The easy way is to run without PCA and obtain variable importances and expect to find something similar for PCA-RF.

The tedious way, wrap the PCA-RF in a new bagging scheme with your own variable importance code. Could be done in 50-100 lines or so.

The souce-code suggestion for PCA-RF:

#wrap PCA around randomForest, forward any other arguments to randomForest
#define as new S3 model class
train_PCA_RF = function(x,y,ncomp=5,...) {
  f.args=as.list(match.call()[-1])
  pca_obj = princomp(x)
  rf_obj = do.call(randomForest,c(alist(x=pca_obj$scores[,1:ncomp]),f.args[-1]))
  out=mget(ls())
  class(out) = "PCA_RF"
  return(out)    
}

#print method
print.PCA_RF = function(object) print(object$rf_obj)

#predict method
predict.PCA_RF = function(object,Xtest=NULL,...) {
  print("predicting PCA_RF")
  f.args=as.list(match.call()[-1])
  if(is.null(f.args$Xtest)) stop("cannot predict without newdata parameter")
  sXtest = predict(object$pca_obj,Xtest) #scale Xtest as Xtrain was scaled before
  return(do.call(predict,c(alist(object = object$rf_obj, #class(x)="randomForest" invokes method predict.randomForest
                                 newdata = sXtest),      #newdata input, see help(predict.randomForest)
                                 f.args[-1:-2])))  #any other parameters are passed to predict.randomForest

}

#testTrain predict #
make.component.data = function(
  inter.component.variance = .9,
  n.real.components = 5,
  nVar.per.component = 20,
  nObs=600,
  noise.factor=.2,
  hidden.function = function(x) apply(x,1,mean),
  plot_PCA =T
){
  Sigma=matrix(inter.component.variance,
               ncol=nVar.per.component,
               nrow=nVar.per.component)
  diag(Sigma)  = 1
  x = do.call(cbind,replicate(n = n.real.components,
                              expr = {mvrnorm(n=nObs,
                                              mu=rep(0,nVar.per.component),
                                              Sigma=Sigma)},
                              simplify = FALSE)
            )
  if(plot_PCA) plot(prcomp(x,center=T,.scale=T))
  y = hidden.function(x)
  ynoised = y + rnorm(nObs,sd=sd(y)) * noise.factor
  out = list(x=x,y=ynoised)
  pars = ls()[!ls() %in% c("x","y","Sigma")]
  attr(out,"pars") = mget(pars) #attach all pars as attributes
  return(out)
}

A run code example:

#start script------------------------------
#source above from separate script
#test
library(MASS)
library(randomForest)

Data = make.component.data(nObs=600)#plots PC variance
train = list(x=Data$x[  1:300,],y=Data$y[1:300])
test = list(x=Data$x[301:600,],y=Data$y[301:600])

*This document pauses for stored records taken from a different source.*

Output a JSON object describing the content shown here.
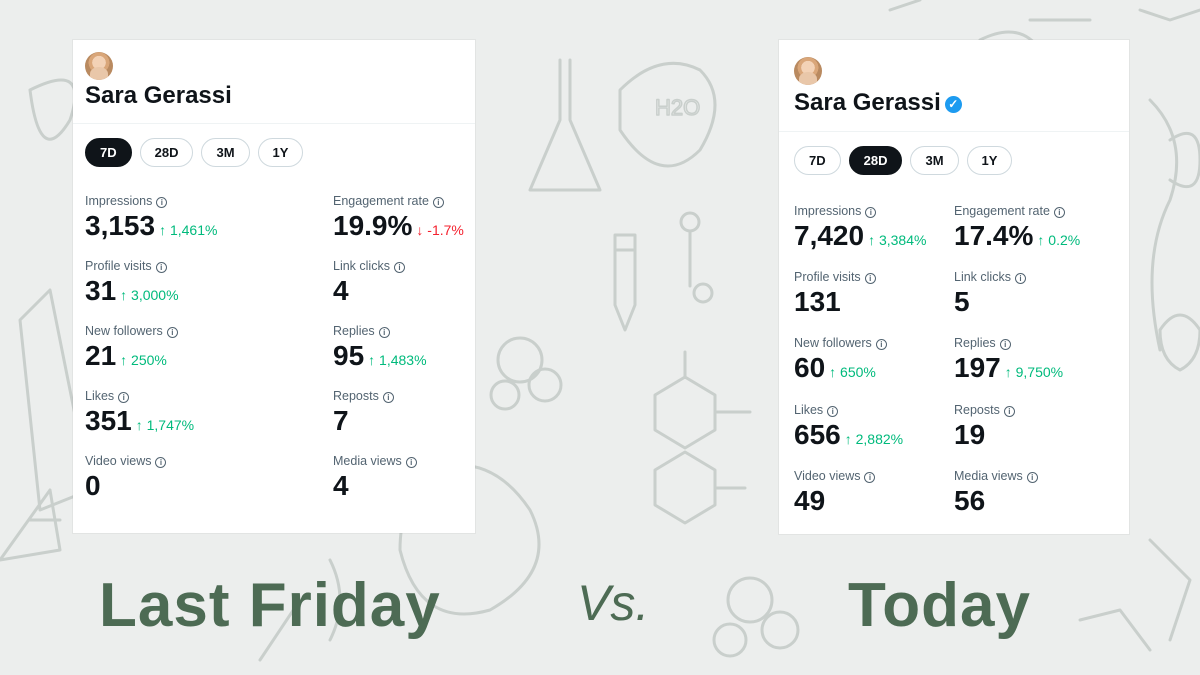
{
  "background": {
    "color": "#eceeed",
    "doodle_color": "#c9cfcc",
    "theme": "chemistry-doodles"
  },
  "colors": {
    "positive": "#00ba7c",
    "negative": "#f4212e",
    "caption": "#4d6b54"
  },
  "left_card": {
    "name": "Sara Gerassi",
    "verified": false,
    "tabs": [
      {
        "label": "7D",
        "active": true
      },
      {
        "label": "28D",
        "active": false
      },
      {
        "label": "3M",
        "active": false
      },
      {
        "label": "1Y",
        "active": false
      }
    ],
    "metrics": [
      {
        "label": "Impressions",
        "value": "3,153",
        "delta": "↑ 1,461%",
        "dir": "up"
      },
      {
        "label": "Engagement rate",
        "value": "19.9%",
        "delta": "↓ -1.7%",
        "dir": "down"
      },
      {
        "label": "Profile visits",
        "value": "31",
        "delta": "↑ 3,000%",
        "dir": "up"
      },
      {
        "label": "Link clicks",
        "value": "4",
        "delta": "",
        "dir": ""
      },
      {
        "label": "New followers",
        "value": "21",
        "delta": "↑ 250%",
        "dir": "up"
      },
      {
        "label": "Replies",
        "value": "95",
        "delta": "↑ 1,483%",
        "dir": "up"
      },
      {
        "label": "Likes",
        "value": "351",
        "delta": "↑ 1,747%",
        "dir": "up"
      },
      {
        "label": "Reposts",
        "value": "7",
        "delta": "",
        "dir": ""
      },
      {
        "label": "Video views",
        "value": "0",
        "delta": "",
        "dir": ""
      },
      {
        "label": "Media views",
        "value": "4",
        "delta": "",
        "dir": ""
      }
    ]
  },
  "right_card": {
    "name": "Sara Gerassi",
    "verified": true,
    "tabs": [
      {
        "label": "7D",
        "active": false
      },
      {
        "label": "28D",
        "active": true
      },
      {
        "label": "3M",
        "active": false
      },
      {
        "label": "1Y",
        "active": false
      }
    ],
    "metrics": [
      {
        "label": "Impressions",
        "value": "7,420",
        "delta": "↑ 3,384%",
        "dir": "up"
      },
      {
        "label": "Engagement rate",
        "value": "17.4%",
        "delta": "↑ 0.2%",
        "dir": "up"
      },
      {
        "label": "Profile visits",
        "value": "131",
        "delta": "",
        "dir": ""
      },
      {
        "label": "Link clicks",
        "value": "5",
        "delta": "",
        "dir": ""
      },
      {
        "label": "New followers",
        "value": "60",
        "delta": "↑ 650%",
        "dir": "up"
      },
      {
        "label": "Replies",
        "value": "197",
        "delta": "↑ 9,750%",
        "dir": "up"
      },
      {
        "label": "Likes",
        "value": "656",
        "delta": "↑ 2,882%",
        "dir": "up"
      },
      {
        "label": "Reposts",
        "value": "19",
        "delta": "",
        "dir": ""
      },
      {
        "label": "Video views",
        "value": "49",
        "delta": "",
        "dir": ""
      },
      {
        "label": "Media views",
        "value": "56",
        "delta": "",
        "dir": ""
      }
    ]
  },
  "captions": {
    "left": "Last Friday",
    "middle": "Vs.",
    "right": "Today"
  }
}
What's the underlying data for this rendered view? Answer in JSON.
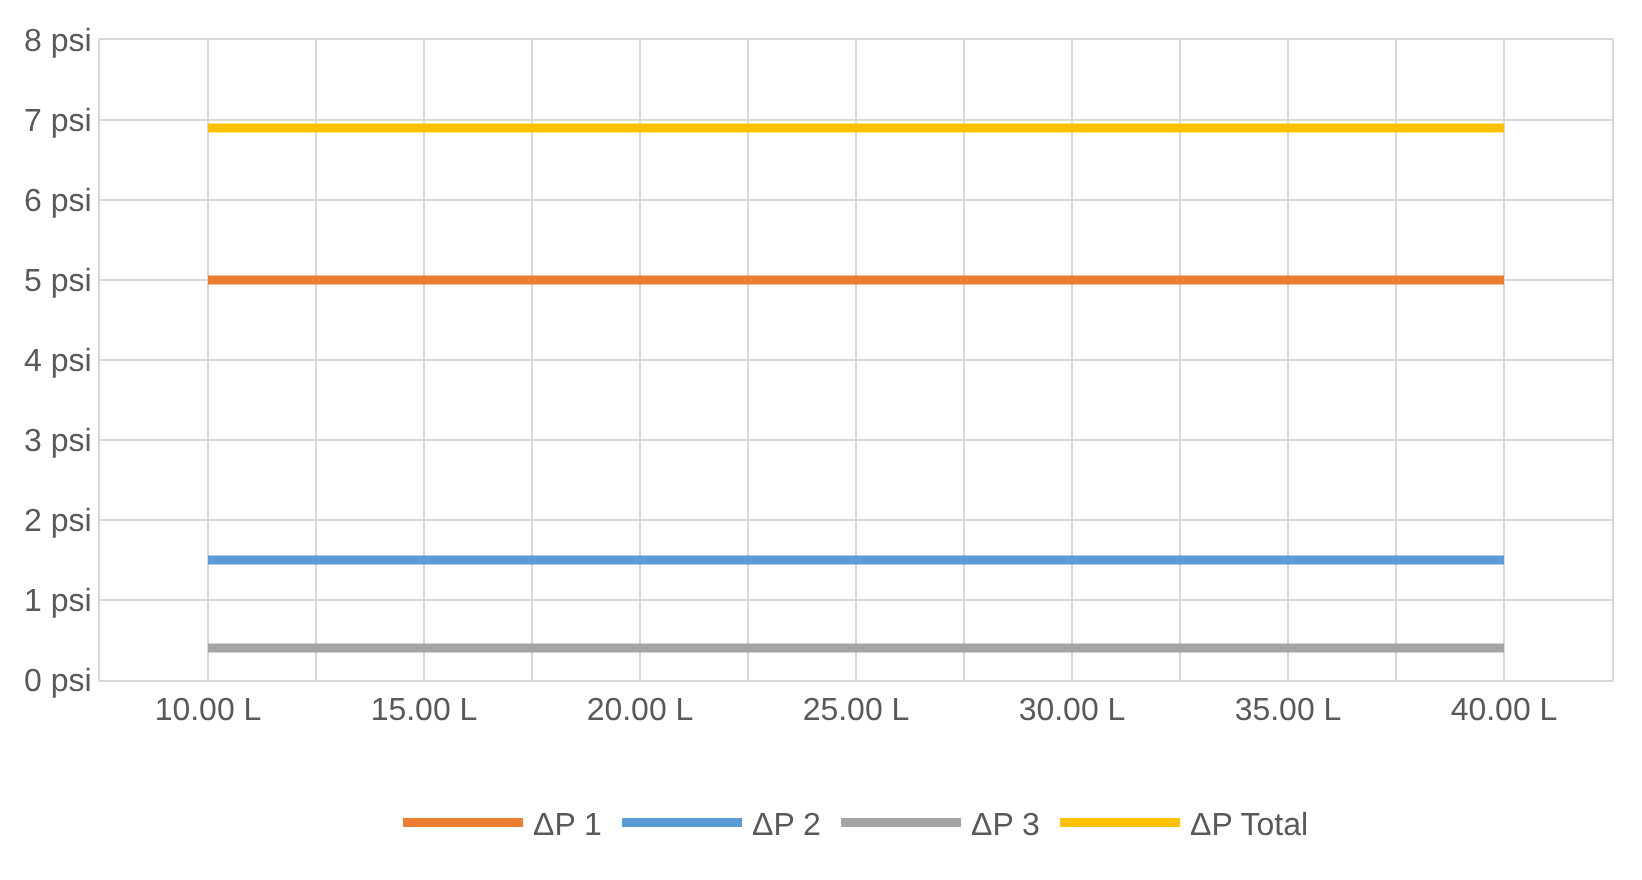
{
  "chart_data": {
    "type": "line",
    "x": [
      10,
      40
    ],
    "series": [
      {
        "name": "ΔP 1",
        "color": "#ed7d31",
        "values": [
          5.0,
          5.0
        ]
      },
      {
        "name": "ΔP 2",
        "color": "#5b9bd5",
        "values": [
          1.5,
          1.5
        ]
      },
      {
        "name": "ΔP 3",
        "color": "#a5a5a5",
        "values": [
          0.4,
          0.4
        ]
      },
      {
        "name": "ΔP Total",
        "color": "#ffc000",
        "values": [
          6.9,
          6.9
        ]
      }
    ],
    "xlim": [
      7.5,
      42.5
    ],
    "xticks": [
      {
        "value": 10,
        "label": "10.00 L"
      },
      {
        "value": 12.5,
        "label": null
      },
      {
        "value": 15,
        "label": "15.00 L"
      },
      {
        "value": 17.5,
        "label": null
      },
      {
        "value": 20,
        "label": "20.00 L"
      },
      {
        "value": 22.5,
        "label": null
      },
      {
        "value": 25,
        "label": "25.00 L"
      },
      {
        "value": 27.5,
        "label": null
      },
      {
        "value": 30,
        "label": "30.00 L"
      },
      {
        "value": 32.5,
        "label": null
      },
      {
        "value": 35,
        "label": "35.00 L"
      },
      {
        "value": 37.5,
        "label": null
      },
      {
        "value": 40,
        "label": "40.00 L"
      }
    ],
    "ylim": [
      0,
      8
    ],
    "yticks": [
      {
        "value": 0,
        "label": "0 psi"
      },
      {
        "value": 1,
        "label": "1 psi"
      },
      {
        "value": 2,
        "label": "2 psi"
      },
      {
        "value": 3,
        "label": "3 psi"
      },
      {
        "value": 4,
        "label": "4 psi"
      },
      {
        "value": 5,
        "label": "5 psi"
      },
      {
        "value": 6,
        "label": "6 psi"
      },
      {
        "value": 7,
        "label": "7 psi"
      },
      {
        "value": 8,
        "label": "8 psi"
      }
    ],
    "grid": true,
    "legend": "bottom",
    "marker": "none",
    "line_style": "solid"
  }
}
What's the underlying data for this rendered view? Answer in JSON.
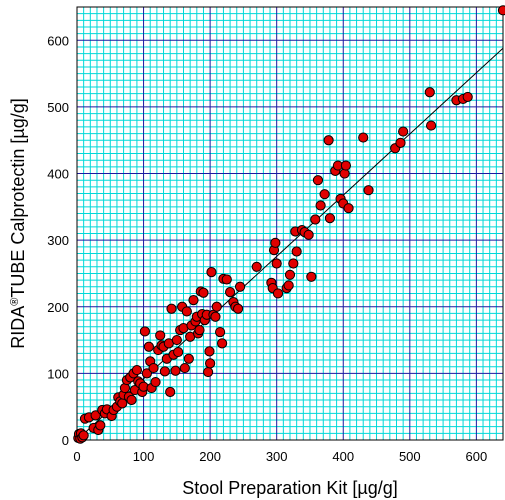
{
  "chart_data": {
    "type": "scatter",
    "title": "",
    "xlabel": "Stool Preparation Kit [µg/g]",
    "ylabel_parts": {
      "before": "RIDA",
      "sup": "®",
      "after": "TUBE Calprotectin [µg/g]"
    },
    "xlim": [
      0,
      640
    ],
    "ylim": [
      0,
      650
    ],
    "x_ticks": [
      "0",
      "100",
      "200",
      "300",
      "400",
      "500",
      "600"
    ],
    "y_ticks": [
      "0",
      "100",
      "200",
      "300",
      "400",
      "500",
      "600"
    ],
    "grid": {
      "minor_step": 10,
      "major_step": 100
    },
    "grid_colors": {
      "minor": "#00d8d8",
      "major": "#1a1aa0"
    },
    "marker": {
      "fill": "#e00000",
      "stroke": "#000000",
      "shape": "circle"
    },
    "regression_line": {
      "x": [
        0,
        640
      ],
      "y": [
        0,
        588
      ]
    },
    "points": [
      [
        2,
        3
      ],
      [
        3,
        9
      ],
      [
        5,
        2
      ],
      [
        6,
        10
      ],
      [
        8,
        4
      ],
      [
        10,
        7
      ],
      [
        12,
        32
      ],
      [
        18,
        34
      ],
      [
        25,
        18
      ],
      [
        28,
        37
      ],
      [
        32,
        15
      ],
      [
        35,
        22
      ],
      [
        38,
        45
      ],
      [
        42,
        40
      ],
      [
        45,
        46
      ],
      [
        52,
        36
      ],
      [
        55,
        45
      ],
      [
        60,
        50
      ],
      [
        62,
        64
      ],
      [
        65,
        58
      ],
      [
        68,
        55
      ],
      [
        70,
        68
      ],
      [
        72,
        78
      ],
      [
        75,
        90
      ],
      [
        78,
        65
      ],
      [
        80,
        94
      ],
      [
        82,
        60
      ],
      [
        85,
        100
      ],
      [
        87,
        75
      ],
      [
        90,
        105
      ],
      [
        92,
        88
      ],
      [
        95,
        85
      ],
      [
        98,
        72
      ],
      [
        100,
        80
      ],
      [
        102,
        163
      ],
      [
        105,
        100
      ],
      [
        108,
        140
      ],
      [
        110,
        118
      ],
      [
        112,
        78
      ],
      [
        115,
        108
      ],
      [
        118,
        87
      ],
      [
        122,
        135
      ],
      [
        125,
        157
      ],
      [
        127,
        142
      ],
      [
        130,
        140
      ],
      [
        132,
        103
      ],
      [
        135,
        122
      ],
      [
        138,
        145
      ],
      [
        140,
        72
      ],
      [
        142,
        197
      ],
      [
        145,
        128
      ],
      [
        148,
        104
      ],
      [
        150,
        150
      ],
      [
        152,
        132
      ],
      [
        155,
        165
      ],
      [
        158,
        200
      ],
      [
        160,
        168
      ],
      [
        162,
        108
      ],
      [
        165,
        193
      ],
      [
        168,
        122
      ],
      [
        170,
        155
      ],
      [
        172,
        172
      ],
      [
        175,
        210
      ],
      [
        178,
        178
      ],
      [
        180,
        185
      ],
      [
        182,
        160
      ],
      [
        184,
        165
      ],
      [
        186,
        223
      ],
      [
        188,
        189
      ],
      [
        190,
        221
      ],
      [
        192,
        180
      ],
      [
        195,
        188
      ],
      [
        197,
        102
      ],
      [
        199,
        133
      ],
      [
        200,
        115
      ],
      [
        202,
        252
      ],
      [
        205,
        188
      ],
      [
        208,
        185
      ],
      [
        210,
        200
      ],
      [
        215,
        162
      ],
      [
        218,
        145
      ],
      [
        220,
        242
      ],
      [
        225,
        241
      ],
      [
        230,
        222
      ],
      [
        235,
        207
      ],
      [
        238,
        200
      ],
      [
        242,
        197
      ],
      [
        245,
        230
      ],
      [
        270,
        260
      ],
      [
        292,
        236
      ],
      [
        294,
        228
      ],
      [
        296,
        285
      ],
      [
        298,
        296
      ],
      [
        300,
        265
      ],
      [
        302,
        220
      ],
      [
        315,
        228
      ],
      [
        318,
        232
      ],
      [
        320,
        248
      ],
      [
        325,
        265
      ],
      [
        328,
        313
      ],
      [
        330,
        283
      ],
      [
        338,
        315
      ],
      [
        342,
        312
      ],
      [
        348,
        308
      ],
      [
        352,
        245
      ],
      [
        358,
        331
      ],
      [
        362,
        390
      ],
      [
        366,
        352
      ],
      [
        372,
        369
      ],
      [
        378,
        450
      ],
      [
        380,
        333
      ],
      [
        388,
        404
      ],
      [
        392,
        412
      ],
      [
        396,
        362
      ],
      [
        400,
        355
      ],
      [
        402,
        400
      ],
      [
        404,
        412
      ],
      [
        408,
        348
      ],
      [
        430,
        454
      ],
      [
        438,
        375
      ],
      [
        478,
        438
      ],
      [
        486,
        446
      ],
      [
        490,
        463
      ],
      [
        530,
        522
      ],
      [
        532,
        472
      ],
      [
        570,
        510
      ],
      [
        580,
        512
      ],
      [
        587,
        515
      ],
      [
        640,
        645
      ]
    ]
  }
}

rf = randomForest (train$x, train$y,ntree =50) #regular RF
rf2 = train_PCA_RF(train$x, train$y,ntree= 50,ncomp=12)

rf
rf2


cat("rf, R^2:",cor(test$y,pred_rf  )^2,"PCA_RF, R^2", cor(test$y,pred_rf2)^2)

pred_rf = predict(rf  ,test$x)
pred_rf2 = predict(rf2,test$x)

cor(test$y,predict(rf ,test$x))^2
cor(test$y,predict(rf2,test$x))^2

pairs(list(trueY = test$y,
           native_rf = pred_rf,
           PCA_RF = pred_rf2)
)
2
votes

You can have a look here to get a better idea. The link says use PCA for smaller datasets!! Some of my colleagues have used Random Forests for the same purpose when working with Genomes. They had ~30000 variables and large amount of RAM.

Another thing I found is that Random Forests use up a lot of Memory and you have 4500 variables. So, may be you could apply PCA to the individual Trees.